Let's say I have this dataset (the column I want to make modifications is $2:
onething This is a string that is tested multiple times. twoed I wanted to remove words ending with many patterns. threes Reading books is good thing.
With that, expected output is:
onething Thi i a str that i test multiple time. twoed I want to remove word end with many pattern. threes Read book i good th.
I have tried following regex with awk, but it didnt work.

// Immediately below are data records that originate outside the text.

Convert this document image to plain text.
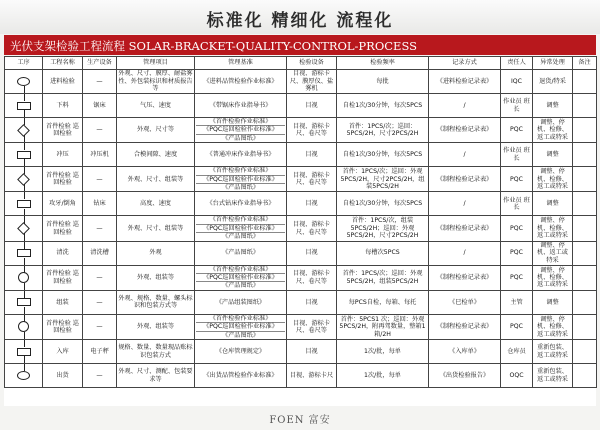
标准化 精细化 流程化
光伏支架检验工程流程 SOLAR-BRACKET-QUALITY-CONTROL-PROCESS
工序	工程名称	生产设备	管理项目	管理基准	检验设备	检验频率	记录方式	责任人	异常处理	备注

	进料检验	—	外观、尺寸、膜厚、耐盐雾性、外包装标识和材质报告等	《进料品管检验作业标准》	目视、游标卡尺、膜厚仪、盐雾机	每批	《进料检验记录表》	IQC	退货/特采	

	下料	锯床	气压、速度	《带锯床作业指导书》	目视	自检1次/30分钟，每次5PCS	/	作业员 班长	调整	

	首件检验 巡回检验	—	外观、尺寸等	《首件检验作业标准》
《PQC巡回检验作业标准》
《产品图纸》	目视、游标卡尺、卷尺等	首件：1PCS/次；巡回：5PCS/2H，尺寸2PCS/2H	《制程检验记录表》	PQC	调整、停机、检修、返工或特采	

	冲压	冲压机	合模间隙、速度	《普通冲床作业指导书》	目视	自检1次/30分钟，每次5PCS	/	作业员 班长	调整	

	首件检验 巡回检验	—	外观、尺寸、组装等	《首件检验作业标准》
《PQC巡回检验作业标准》
《产品图纸》	目视、游标卡尺、卷尺等	首件：1PCS/次；巡回：外观5PCS/2H，尺寸2PCS/2H，组装5PCS/2H	《制程检验记录表》	PQC	调整、停机、检修、返工或特采	

	攻牙/倒角	钻床	高度、速度	《台式钻床作业指导书》	目视	自检1次/30分钟，每次5PCS	/	作业员 班长	调整	

	首件检验 巡回检验	—	外观、尺寸、组装等	《首件检验作业标准》
《PQC巡回检验作业标准》
《产品图纸》	目视、游标卡尺、卷尺等	首件：1PCS/次，组装5PCS/2H；巡回：外观5PCS/2H，尺寸2PCS/2H	《制程检验记录表》	PQC	调整、停机、检修、返工或特采	

	清洗	清洗槽	外观	《产品图纸》	目视	每槽次5PCS	/	PQC	调整、停机、返工或特采	

	首件检验 巡回检验	—	外观、组装等	《首件检验作业标准》
《PQC巡回检验作业标准》
《产品图纸》	目视、游标卡尺、卷尺等	首件：1PCS/次；巡回：外观5PCS/2H，组装5PCS/2H	《制程检验记录表》	PQC	调整、停机、检修、返工或特采	

	组装	—	外观、规格、数量、螺头标识和包装方式等	《产品组装图纸》	目视	每PCS自检，每箱、每托	《巳检单》	主管	调整	

	首件检验 巡回检验	—	外观、组装等	《首件检验作业标准》
《PQC巡回检验作业标准》
《产品图纸》	目视、游标卡尺、卷尺等	首件：5PCS1 次；巡回：外观5PCS/2H，附再驾数量，整箱1箱/2H	《制程检验记录表》	PQC	调整、停机、检修、返工或特采	

	入库	电子秤	规格、数量、数量现品账标识包装方式	《仓库管理规定》	目视	1次/批，每单	《入库单》	仓库员	重新包装、返工或特采	

	出货	—	外观、尺寸、测配、包装要求等	《出货品管检验作业标准》	目视、游标卡尺	1次/批，每单	《出货检验报告》	OQC	重新包装、返工或特采	
FOEN 富安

awk -F'\t' '{gsub(/\(ing|ed|s\)\b/," ",$2); print}' file.txt
#this replaces some of the words with ing and ed, not all, words ending with s stays the same (which I dont want)
Please help, I'm new to awk and still exploring it.
CodePudding user response:
Using GNU awk for gensub()
and \>
for word boundaries:
$ awk 'BEGIN{FS=OFS="\t"} {$2=gensub(/(ing|ed|s)\>/,"","g",$2)} 1' file
onething Thi i a str that i test multiple time.
twoed I want to remove word end with many pattern.
threes Read book i good th.
CodePudding user response:
Using any awk
with gsub
you could do:
awk -F'\t' -v OFS="\t" '
{ gsub(/(s|ed|ing)[.[:blank:]]/," ",$2)
match($2,/[.]$/) || sub(/[[:blank:]]$/,".",$2)
}1
' file
Example Input File
$ cat file
onething This is a string that is tested multiple times.
twoed I wanted to remove words ending with many patterns.
threes Reading books is good thing.
four Just a normal sentence.
Example Use/Output
$ awk -F'\t' -v OFS="\t" '
> { gsub(/(s|ed|ing)[.[:blank:]]/," ",$2)
> match($2,/[.]$/) || sub(/[[:blank:]]$/,".",$2)
> }1
> ' file
onething Thi i a str that i test multiple time.
twoed I want to remove word end with many pattern.
threes Read book i good th.
four Just a normal sentence.
(note: last line added as example of a sentence unchanged)